A selective monoamine oxidase-B inhibitor (MAOI-B) medication prescribed for people with Parkinson’s disease to extend the activity and presence of dopamine in the brain. Selegiline is called selective because it specifically blocks the action of monoamine oxidase-B, an enzyme that participates in metabolism of the monoamine neurotransmitters acetylcholine
and dopamine. Other monoamine oxidase inhibitors (MAOIs), taken primarily as antidepressants, nonselectively block metabolism of the other monoamine neurotransmitters epinephrine, norepinephrine, and serotonin as well; this action produces their antidepressant effects but also their potentially serious side effects. Nonse-lective MAOIs can allow dangerously high levels of epinephrine and the amino acid tyramine to accumulate, causing jumps in blood pressure and irregularities in heart rhythm.
Selegiline, as the then-new brand name drug Deprenyl, drew attention within the Parkinson’s community in the 1980s when doctors noticed that it seemed to improve the symptoms of Parkinson’s disease without creating many of the adverse effects (such as extensive food interactions and the risk of dangerous spikes in blood pressure) typical of nonselective MAOIs. A major study conducted from 1987 to 1992 called the DATATOP (Deprenyl and Tocopherol Antioxidative Therapy for Parkinson’s Disease) study showed that selegiline could postpone the need for levodopa therapy in de novo Parkinson’s disease (disease in people who had not yet received treatment) for up to three years, raising interest in its potential for neuropro-tective therapy. However, clinical use in the more than a decade since the study ended has not borne out this idea conclusively, and neurologists remain divided on the existence of selegiline’s neuropro-tective effects. The current consensus is that selegiline is of mild benefit in reducing the symptoms of Parkinson’s, but it does not have any clear evidence of a neuroprotective effect.
Although selegiline is effective as monotherapy for some people who have early Parkinson’s, the drug does not appear to delay the disease’s progression. Rather, it seems to have a mild to moderate dopamine agonist action, binding with dopamine receptors in brain neurons.
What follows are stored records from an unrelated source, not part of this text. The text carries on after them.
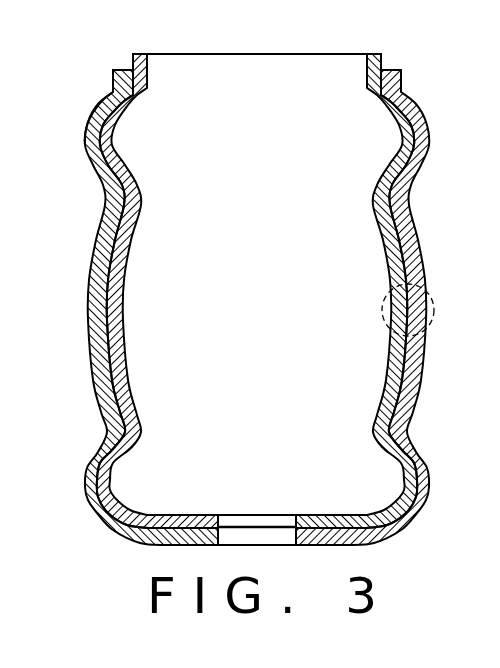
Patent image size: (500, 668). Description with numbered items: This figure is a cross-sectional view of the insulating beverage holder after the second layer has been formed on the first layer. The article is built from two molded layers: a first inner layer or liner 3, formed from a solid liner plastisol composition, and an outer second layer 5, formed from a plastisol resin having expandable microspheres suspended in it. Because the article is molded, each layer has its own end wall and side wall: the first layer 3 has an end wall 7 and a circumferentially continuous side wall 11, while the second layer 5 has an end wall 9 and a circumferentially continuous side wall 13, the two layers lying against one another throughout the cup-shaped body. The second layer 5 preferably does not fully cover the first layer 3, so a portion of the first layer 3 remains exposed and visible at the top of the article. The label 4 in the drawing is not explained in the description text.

The first inner layer 3 is at (150, 84).
The container wall section 4 is at (406, 277).
The outer second layer 5 is at (106, 98).
The end wall 7 is at (198, 514).
The end wall 9 is at (200, 546).
The side wall 11 is at (121, 292).
The side wall 13 is at (88, 308).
This action, combined with its capacity to inhibit monoamine oxidase-B and delay metabolism of dopamine, allows selegiline to relieve Parkinson’s motor symptoms while dopamine depletion in the brain is still mild. In later stages of Parkinson’s, selegiline sometimes is effective as one of the adjunct therapies used to boost the effectiveness of levodopa.
The list of medications that potentially interact with selegiline, as with other MAOIs, is extensive. It includes any other antidepressant medications such as tricyclics (amitriptyline, imipramine), SSRIs (fluoxetine, paroxetine), and other MAOIs (phenelzine, isocarboxazid, tranylcypromine). Mild to moderate side effects are common: nausea, constipation, dry mouth (anticholinergic effects), dizziness, headache, vivid dreams, and hallucinations, among many others.
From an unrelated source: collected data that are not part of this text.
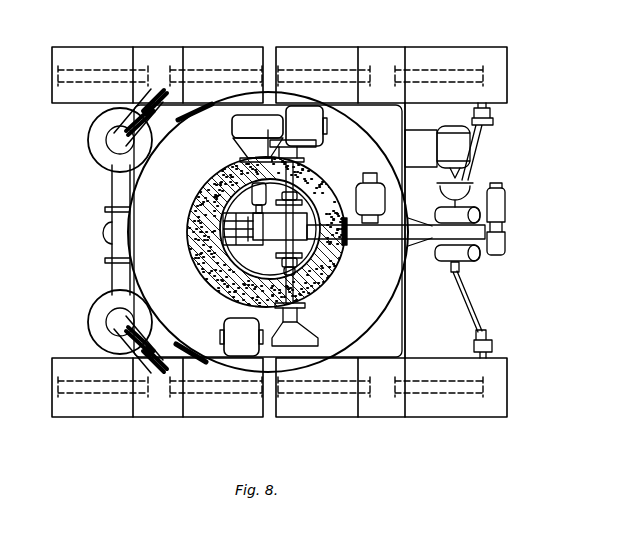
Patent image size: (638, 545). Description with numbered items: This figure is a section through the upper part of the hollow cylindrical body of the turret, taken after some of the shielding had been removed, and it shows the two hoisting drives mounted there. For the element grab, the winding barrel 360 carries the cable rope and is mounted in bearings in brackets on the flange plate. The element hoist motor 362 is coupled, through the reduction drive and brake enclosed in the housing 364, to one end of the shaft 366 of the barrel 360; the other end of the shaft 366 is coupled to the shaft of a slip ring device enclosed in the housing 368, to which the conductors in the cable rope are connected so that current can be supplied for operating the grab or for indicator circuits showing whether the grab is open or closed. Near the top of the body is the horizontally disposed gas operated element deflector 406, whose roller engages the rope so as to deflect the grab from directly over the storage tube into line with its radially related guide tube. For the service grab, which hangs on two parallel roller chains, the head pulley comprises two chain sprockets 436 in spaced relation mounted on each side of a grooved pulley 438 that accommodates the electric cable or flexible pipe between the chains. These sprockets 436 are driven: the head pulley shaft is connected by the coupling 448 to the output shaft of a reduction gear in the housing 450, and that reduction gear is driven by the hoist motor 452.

The winding barrel 360 is at (340, 270).
The element hoist motor 362 is at (243, 348).
The housing 364 is at (305, 340).
The shaft 366 is at (350, 261).
The housing 368 is at (318, 153).
The gas operated element deflector 406 is at (267, 225).
The chain sprockets 436 is at (238, 240).
The grooved pulley 438 is at (263, 243).
The coupling 448 is at (222, 212).
The housing 450 is at (250, 115).
The hoist motor 452 is at (303, 118).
Because of its action on both acetylcholine and dopamine, selegiline occasionally worsens, rather than improves, the motor symptoms of Parkinson’s, especially tremors and bradykinEsia (slowed muscle response and movement). It also can cause dystonia (extreme rigidity). In a person who has Parkinson’s, determining whether these symptoms are side effects of the selegiline or indicate progression of the disease can be difficult, particularly as side effects of selegiline do not always occur immediately. Because selegiline has negligible action on norepinephrine, epinephrine, and tyrosine, there are no restrictions on medications containing tyrosine when taking selegiline as there are when taking nonselective MAOIs.
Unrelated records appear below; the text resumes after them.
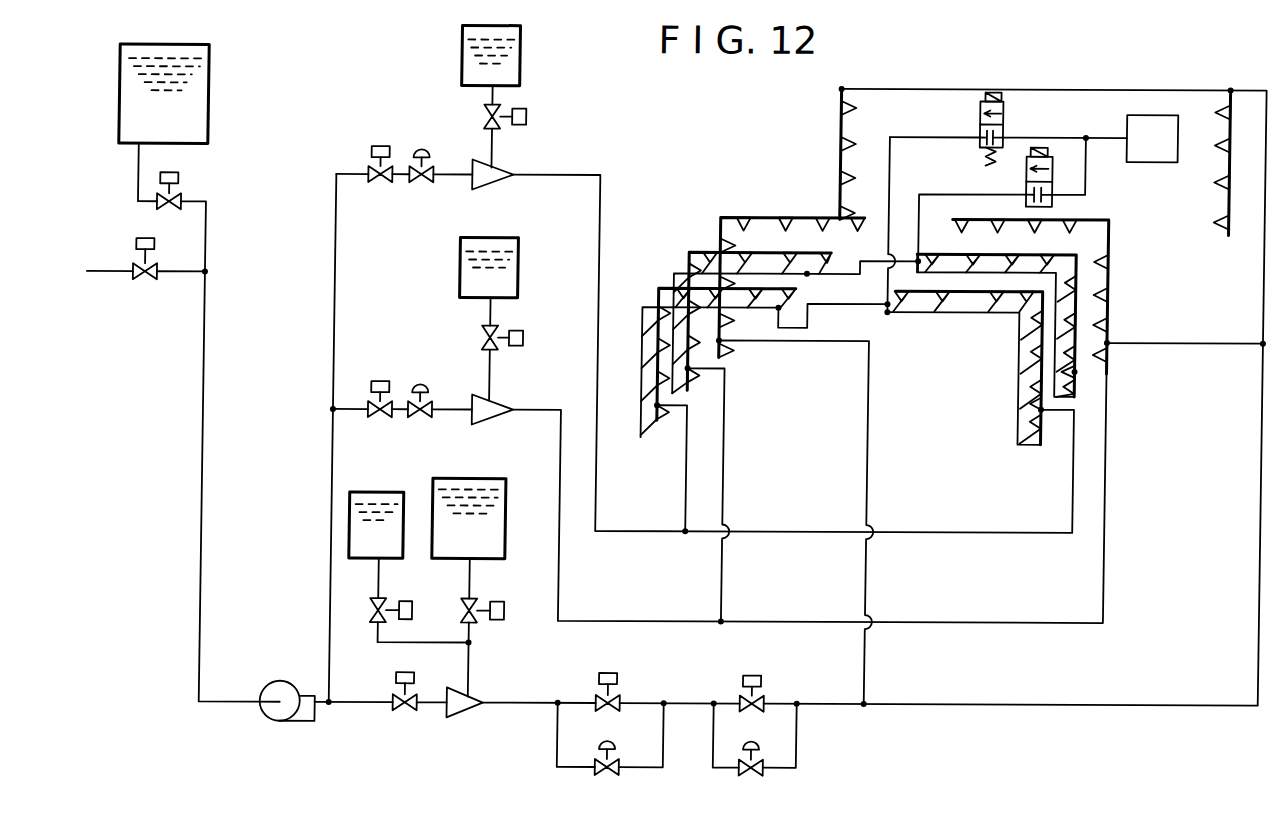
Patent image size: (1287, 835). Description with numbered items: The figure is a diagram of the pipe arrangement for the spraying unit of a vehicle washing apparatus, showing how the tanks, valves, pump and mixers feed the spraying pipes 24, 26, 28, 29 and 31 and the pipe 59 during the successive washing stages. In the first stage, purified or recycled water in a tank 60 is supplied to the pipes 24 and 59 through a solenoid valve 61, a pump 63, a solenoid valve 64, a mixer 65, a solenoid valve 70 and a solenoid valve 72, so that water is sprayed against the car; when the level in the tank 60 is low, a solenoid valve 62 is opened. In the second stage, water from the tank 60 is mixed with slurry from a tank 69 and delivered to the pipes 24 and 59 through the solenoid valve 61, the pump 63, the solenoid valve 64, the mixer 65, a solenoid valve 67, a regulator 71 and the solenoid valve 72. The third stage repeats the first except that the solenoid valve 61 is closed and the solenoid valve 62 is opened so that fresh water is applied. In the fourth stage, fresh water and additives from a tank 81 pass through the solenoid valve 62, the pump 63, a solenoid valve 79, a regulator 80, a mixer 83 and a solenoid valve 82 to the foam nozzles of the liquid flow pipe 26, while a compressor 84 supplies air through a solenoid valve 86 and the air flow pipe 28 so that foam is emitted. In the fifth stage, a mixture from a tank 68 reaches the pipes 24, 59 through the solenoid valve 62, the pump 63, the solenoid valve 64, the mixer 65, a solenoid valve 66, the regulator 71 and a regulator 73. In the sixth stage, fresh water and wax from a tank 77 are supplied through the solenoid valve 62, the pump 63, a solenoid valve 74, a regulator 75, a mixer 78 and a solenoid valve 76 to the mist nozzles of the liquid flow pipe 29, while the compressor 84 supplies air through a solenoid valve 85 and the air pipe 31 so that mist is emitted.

The pipe 24 is at (1112, 277).
The liquid flow pipe 26 is at (1079, 371).
The air flow pipe 28 is at (936, 276).
The liquid flow pipe 29 is at (1036, 401).
The air pipe 31 is at (961, 301).
The pipe 59 is at (1224, 121).
The tank 60 is at (208, 52).
The solenoid valve 61 is at (180, 177).
The solenoid valve 62 is at (153, 283).
The pump 63 is at (283, 721).
The solenoid valve 64 is at (408, 712).
The mixer 65 is at (474, 718).
The solenoid valve 66 is at (482, 622).
The solenoid valve 67 is at (381, 622).
The tank 68 is at (484, 480).
The tank 69 is at (386, 494).
The solenoid valve 70 is at (624, 676).
The regulator 71 is at (604, 750).
The solenoid valve 72 is at (768, 677).
The regulator 73 is at (770, 746).
The solenoid valve 74 is at (378, 147).
The regulator 75 is at (421, 150).
The solenoid valve 76 is at (527, 117).
The tank 77 is at (520, 43).
The mixer 78 is at (470, 188).
The solenoid valve 79 is at (382, 382).
The regulator 80 is at (423, 385).
The tank 81 is at (506, 238).
The solenoid valve 82 is at (526, 336).
The mixer 83 is at (514, 404).
The compressor 84 is at (1162, 161).
The solenoid valve 85 is at (1002, 127).
The solenoid valve 86 is at (1053, 166).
There have been serious and some fatal interactions between selegiline and the narcotic pain relief medication meperidine (Demerol), and both drugs carry warnings not to use them at the same time. Doctors commonly administer meperidine by injection for moderate to severe pain after surgery or serious injuries such as fractures. The greatest risk for unintentionally combining selegiline and meperidine occurs during emergency treatment for injuries. The person who has Parkinson’s should carry a list of the medications he or she is currently taking, as many anti-parkinson’s medications interact with other drugs as well.